Pourquoi nous disons non aux Ape

L’Union européenne est en train de dévier des principes de négociation des Accords de partenariat économique (Ape) avec les pays Afrique-Caraïbes-Pacifique (Acp). Le constat repose sur trois éléments d’analyse au moins. Le premier tient au fait que la référence des Ape, c’est l’Accord de Cotonou. Or Cotonou insiste sur la dynamique qui veut que le partenariat inclut le respect mutuel, le respect de la souveraineté des Etats et l’engagement de l’Europe à soutenir l’intégration régionale dans les espaces des Acp. Ce sont pour nous des actes juridiques, signés par des chefs d’Etats du Sud et de l’Europe. C’est la référence et la balance pour tous les accords, pour toute négociation. Donc, quand on voit aujourd’hui l’Europe dire que des pays peuvent signer à titre individuel des accords, il y a vice de forme.

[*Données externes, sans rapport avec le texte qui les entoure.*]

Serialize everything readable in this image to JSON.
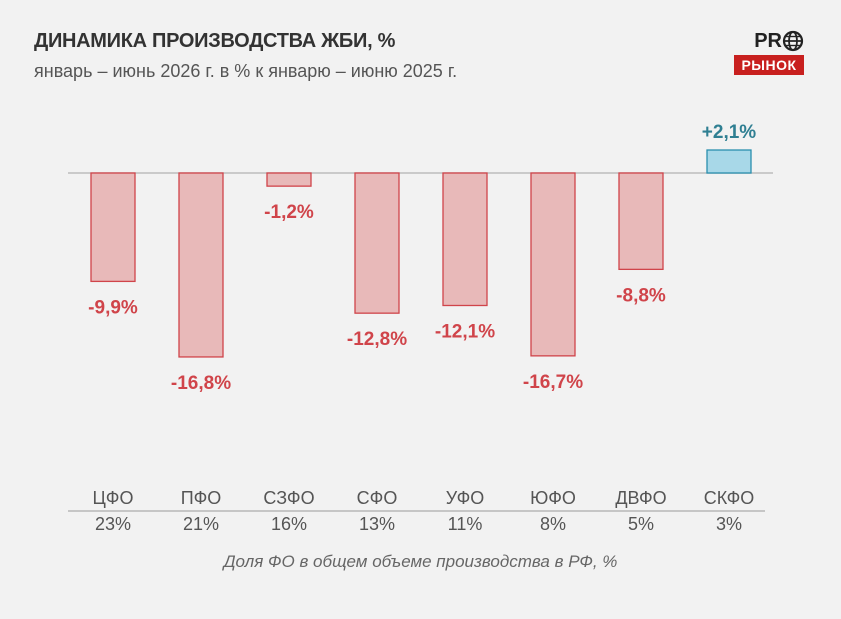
{
  "header": {
    "title": "ДИНАМИКА ПРОИЗВОДСТВА ЖБИ, %",
    "subtitle": "январь – июнь 2026 г. в % к январю – июню 2025 г."
  },
  "logo": {
    "top_text": "PR",
    "top_icon": "globe-icon",
    "bottom_text": "РЫНОК",
    "color": "#c8201f"
  },
  "footnote": "Доля ФО в общем объеме производства в РФ, %",
  "chart_data": {
    "type": "bar",
    "title": "ДИНАМИКА ПРОИЗВОДСТВА ЖБИ, %",
    "subtitle": "январь – июнь 2026 г. в % к январю – июню 2025 г.",
    "categories": [
      "ЦФО",
      "ПФО",
      "СЗФО",
      "СФО",
      "УФО",
      "ЮФО",
      "ДВФО",
      "СКФО"
    ],
    "values": [
      -9.9,
      -16.8,
      -1.2,
      -12.8,
      -12.1,
      -16.7,
      -8.8,
      2.1
    ],
    "value_labels": [
      "-9,9%",
      "-16,8%",
      "-1,2%",
      "-12,8%",
      "-12,1%",
      "-16,7%",
      "-8,8%",
      "+2,1%"
    ],
    "shares": [
      "23%",
      "21%",
      "16%",
      "13%",
      "11%",
      "8%",
      "5%",
      "3%"
    ],
    "share_label": "Доля ФО в общем объеме производства в РФ, %",
    "ylim": [
      -17,
      3
    ],
    "grid": false,
    "colors": {
      "negative_fill": "#e8b9b9",
      "negative_stroke": "#d0444a",
      "negative_text": "#d0444a",
      "positive_fill": "#a8d8e8",
      "positive_stroke": "#2a8fae",
      "positive_text": "#2f7f92",
      "baseline": "#bdbdbd",
      "category_text": "#555555"
    }
  }
}
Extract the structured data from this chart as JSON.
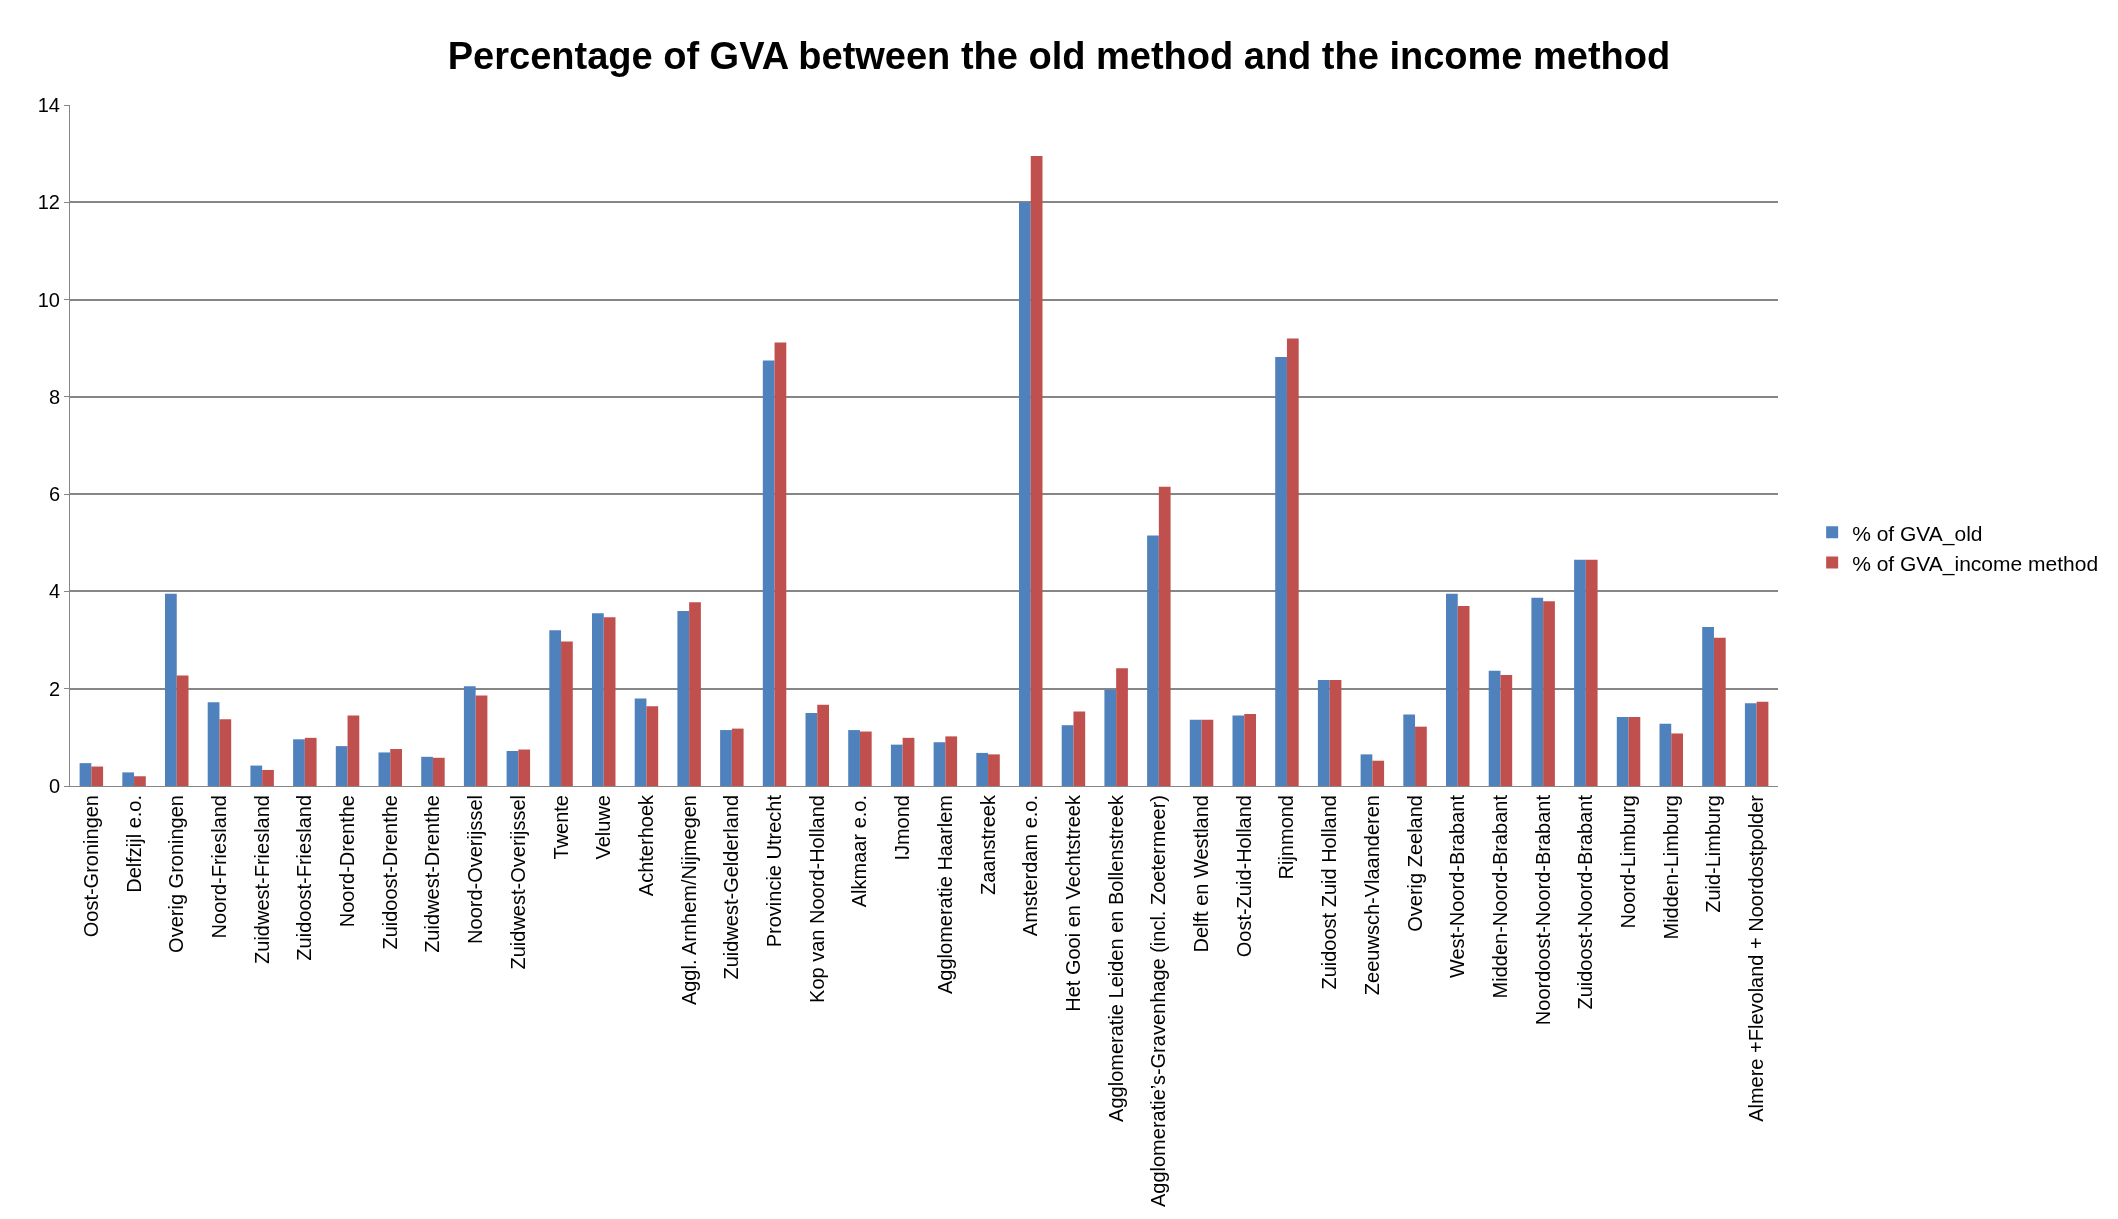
{
  "chart_data": {
    "type": "bar",
    "title": "Percentage of GVA between the old method and the income method",
    "categories": [
      "Oost-Groningen",
      "Delfzijl e.o.",
      "Overig Groningen",
      "Noord-Friesland",
      "Zuidwest-Friesland",
      "Zuidoost-Friesland",
      "Noord-Drenthe",
      "Zuidoost-Drenthe",
      "Zuidwest-Drenthe",
      "Noord-Overijssel",
      "Zuidwest-Overijssel",
      "Twente",
      "Veluwe",
      "Achterhoek",
      "Aggl. Arnhem/Nijmegen",
      "Zuidwest-Gelderland",
      "Provincie Utrecht",
      "Kop van Noord-Holland",
      "Alkmaar e.o.",
      "IJmond",
      "Agglomeratie Haarlem",
      "Zaanstreek",
      "Amsterdam e.o.",
      "Het Gooi en Vechtstreek",
      "Agglomeratie Leiden en Bollenstreek",
      "Agglomeratie’s-Gravenhage (incl. Zoetermeer)",
      "Delft en Westland",
      "Oost-Zuid-Holland",
      "Rijnmond",
      "Zuidoost Zuid Holland",
      "Zeeuwsch-Vlaanderen",
      "Overig Zeeland",
      "West-Noord-Brabant",
      "Midden-Noord-Brabant",
      "Noordoost-Noord-Brabant",
      "Zuidoost-Noord-Brabant",
      "Noord-Limburg",
      "Midden-Limburg",
      "Zuid-Limburg",
      "Almere +Flevoland + Noordostpolder"
    ],
    "series": [
      {
        "name": "% of GVA_old",
        "color": "#4f81bd",
        "values": [
          0.47,
          0.28,
          3.95,
          1.72,
          0.42,
          0.96,
          0.82,
          0.69,
          0.6,
          2.05,
          0.72,
          3.2,
          3.55,
          1.8,
          3.6,
          1.15,
          8.75,
          1.5,
          1.15,
          0.85,
          0.9,
          0.68,
          12.0,
          1.25,
          1.98,
          5.15,
          1.36,
          1.45,
          8.82,
          2.18,
          0.65,
          1.47,
          3.95,
          2.37,
          3.87,
          4.65,
          1.42,
          1.28,
          3.27,
          1.7
        ]
      },
      {
        "name": "% of GVA_income method",
        "color": "#c0504d",
        "values": [
          0.4,
          0.2,
          2.27,
          1.37,
          0.33,
          0.99,
          1.45,
          0.76,
          0.58,
          1.86,
          0.75,
          2.97,
          3.47,
          1.64,
          3.78,
          1.18,
          9.12,
          1.67,
          1.12,
          0.99,
          1.02,
          0.65,
          12.95,
          1.53,
          2.42,
          6.15,
          1.36,
          1.48,
          9.2,
          2.18,
          0.52,
          1.22,
          3.7,
          2.28,
          3.8,
          4.65,
          1.42,
          1.08,
          3.05,
          1.73
        ]
      }
    ],
    "ylim": [
      0,
      14
    ],
    "yticks": [
      0,
      2,
      4,
      6,
      8,
      10,
      12,
      14
    ],
    "grid": "y",
    "legend": "right"
  }
}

Cette position choque et viole les règles du partenariat et du respect mutuel. Elle viole aussi la volonté des pays Acp, alors que la Commission européenne s’était engagée à accompagner ces Etats dans ce qu’ils ont décidé de faire.

Le deuxième élément découle du fait que quand nous avons lancé la feuille de route des négociations, les Acp ont demandé qu’il y ait un groupe de travail sur les productions. Car on ne peut pas négocier des accords de partenariat économique s’il n’y a pas de groupe de production. C’est-à-dire des entreprises, des industries, des organisations paysannes, etc. Pendant un an, l’Europe a refusé la formule, parce que son intérêt était dans les marchés publics et autres. Il a fallu attendre un an et demi pour que l’Europe accepte que ce groupe de travail existe. Mais pendant une autre année, Elle a refusé toutes les propositions qui en venaient. Ce qui fait deux années de perdu sur les trois prévues dans la négociation. Mais tout cela n’est pas écrit et l’opinion publique ne pouvait pas le savoir.

La troisième raison tient aux études d’impact. Les termes de référence ont été négociés avec l’Europe, de même que le budget de préparation des Ape à financer entre toutes les parties, les consultants à embaucher, etc. Mais quand le document est sorti l’Europe en a rejeté en bloc les conclusions, parce qu’elles ont démontré les impacts négatifs pour nombre de pays, soi-disant que les consultants n’ont pas présenté d’arguments. La vérité est plutôt que ces conclusions n’ont pas aidé l’Europe dans sa dynamique.

Le quatrième point de rupture, c’est quand l’Europe dit que l’on peut signer et attendre vingt ou vingt-cinq ans pour appliquer les accords. Devant cette option, nous préférons prendre du temps, bien faire le travail, mieux nous préparer, afin de signer pour appliquer.

Nous n’avons jamais été d’accord avec la Commission européenne dans ce qu’elle veut faire, dans sa volonté de diviser les pays africains et de casser les dynamiques régionale que nous avons mis tant de temps à construire. Et cela, l’Europe le fait en usant de corruption institutionnelle. Tout le monde sait que les pays pauvres très endettés rencontrent des difficultés. Quand on présente à leurs représentants, entre quatre murs, à huis clos, des projets de ceci ou de cela, il peut y avoir des changements de position.

On nous dit qu’il y a 27 milliards d’euros dans le Dixième Fonds européen de développement. Mais que représente 27 milliards pour 77 Etats sur dix ans, par rapport à ce que la signature d’un Ape peut poser en termes de désintégration ? Qui peut évaluer pour nous, le coût de l’éclatement de la Cedeao, de la Sadc en Afrique australe ou de la Cemac en Afrique centrale ? On ne peut pas parler de l’avenir des peuples, de leur responsabilité, en mettant en ligne des montants d’argent.

Nos organisations paysannes d’Afrique australe, des Caraïbes, d’Afrique centrale et d’Afrique de l’Ouest, constituent 60% des Acp, avec une population qui n’est pas loin de celle de l’Europe. Si 60% de l’Europe ne veut pas de quelque chose, on ne peut pas dire que l’Europe est d’accord.

Officiellement, la Cedeao a déclaré qu’elle ne sera pas prête pour signer le 31 décembre. L’Afrique centrale vient d’envoyer une lettre pour avancer tellement de préalables qu’on ne peut rien finaliser dans les deux mois qui restent. Quant à l’Afrique de l’Est, elle a plus de mille cinq cents lignes tarifaires qu’elle veut sauvegarder.

* Mamadou Cissokho est le président d’honneur du Réseau des organisations paysannes et des producteurs d’Afrique de l’Ouest.